In the post World War II era, which one is the worst? Would it be the economic team of Barack Obama or Jimmy Carter? Many pundits would understandably pick Carter. He left the nation with high unemployment as well as staggering inflation and interest rates, both of which topped 18 percent by early 1980.
Americans had to buy cars with an 18% interest rate, but at the same time there wages were worth less in real terms. The Carter presidency also saw gas rationing and shortages. The economic situation under Carter was dire, but I would argue the “worst” designation belongs to team Obama because of the long term damage they are inflicting on the economy.
At the time Carter made his mistakes, the computer age had yet to take hold and the level of economic understanding was less. Today the nation is in a deflationary cycle due to anemic GDP growth. Some economists are warning that this could be the precursor to stagflation or even hyperinflation.
Carter fired Treasury Secretary Michael Blumenthal during his 1978 “malaise” speech, and at the same time he installed Paul Volcker at the Federal Reserve. The first Obama casualty will be OMB Director Peter Orszag, 41, who be leaving on August 1st after 18 months. When memoirs of the Obama administration are written, one certain theme will be the battle between Orszag and the man who defeated him, former Treasury Secretary Larry Summers.
In 2008, Orszag was portrayed as a deficit hawk, and two years earlier he was the author of the speech then House Minority Leader Nancy Pelosi (D-CA) gave throughout the 2006 campaign. She said the election of a Democratic Congress would lead to a balanced budget and the “restoration of fiscal responsibility.” As OMB Director, Orszag has been the intellectual architect of the $862 billion stimulus, two budgets that boosted spending to World War II levels, and the $2.5 trillion ObamaCare.
Average spending for federal agencies has risen by more than 50% since 2008.

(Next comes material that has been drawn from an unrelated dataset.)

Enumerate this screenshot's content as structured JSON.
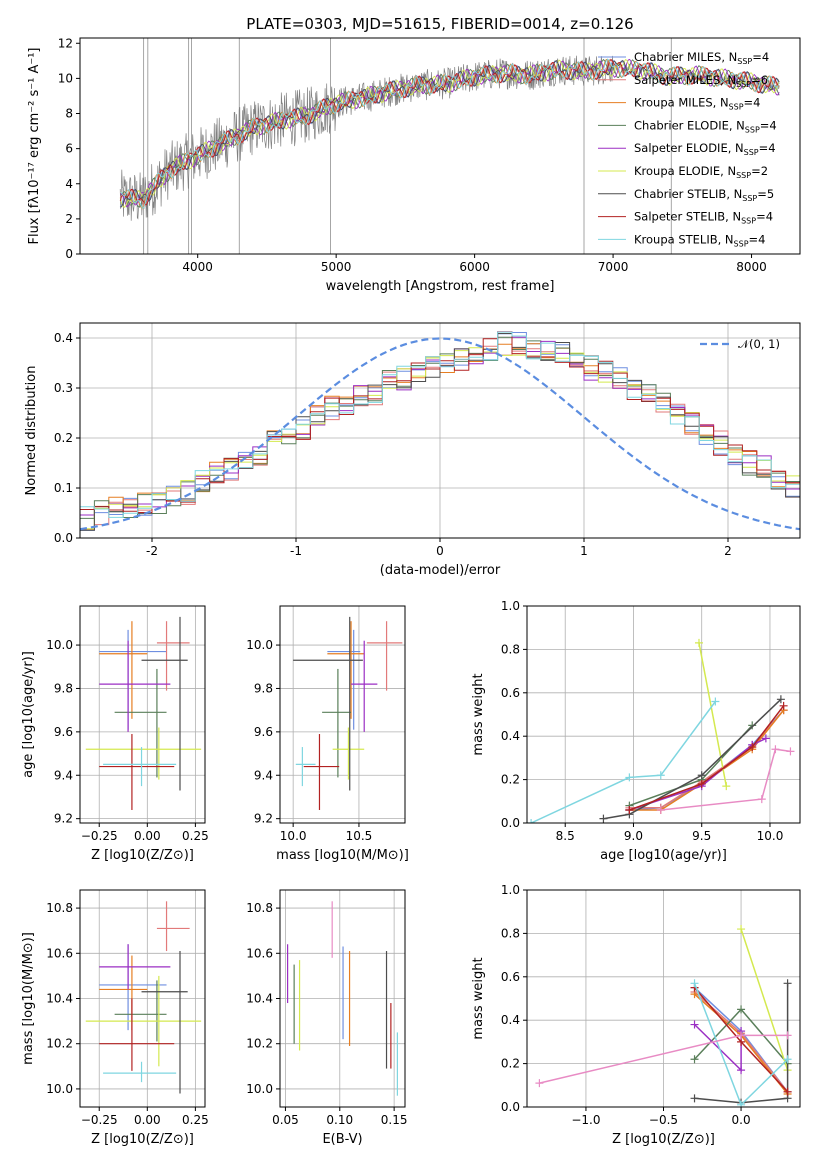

Congress will not pass a budget this year, but that is not Orszag’s fault. He will soon hit the lecture circuit and my guess is that his comments about the Bush economic program will be significantly different from his White House day. Orszag has been bad, but Larry Summers is worse. At least Orszag is now advocating budget reductions.
Summers and Christina Romer want to borrow even more money to “stimulate demand.” In the past month Summer has advocated $50 billion to hire more teachers and another $150 billion for a jobs program. Over $300 billion in stimulus funds have not been spent, but Summers does not want them used for deficit reduction. Romer was an economics professor at the University of California at Berkeley and believes economic growth is lagging because the 2009 stimulus was too small!
Former Treasury Secretary Summers does not want any spending reductions which might jeopardize this year’s election and Obama’s 2012 campaign. Nothing significant will happen before the December 1st report of the bipartisan commission to tackle the deficit.
I hope President Obama will remember the remarks he made last November 18th: “It is important though to recognize if we keep on adding to the debt, even in the midst of this recession, that at some point, people could lose confidence in the U.S. economy in a way that could actually cause a double dip recession.”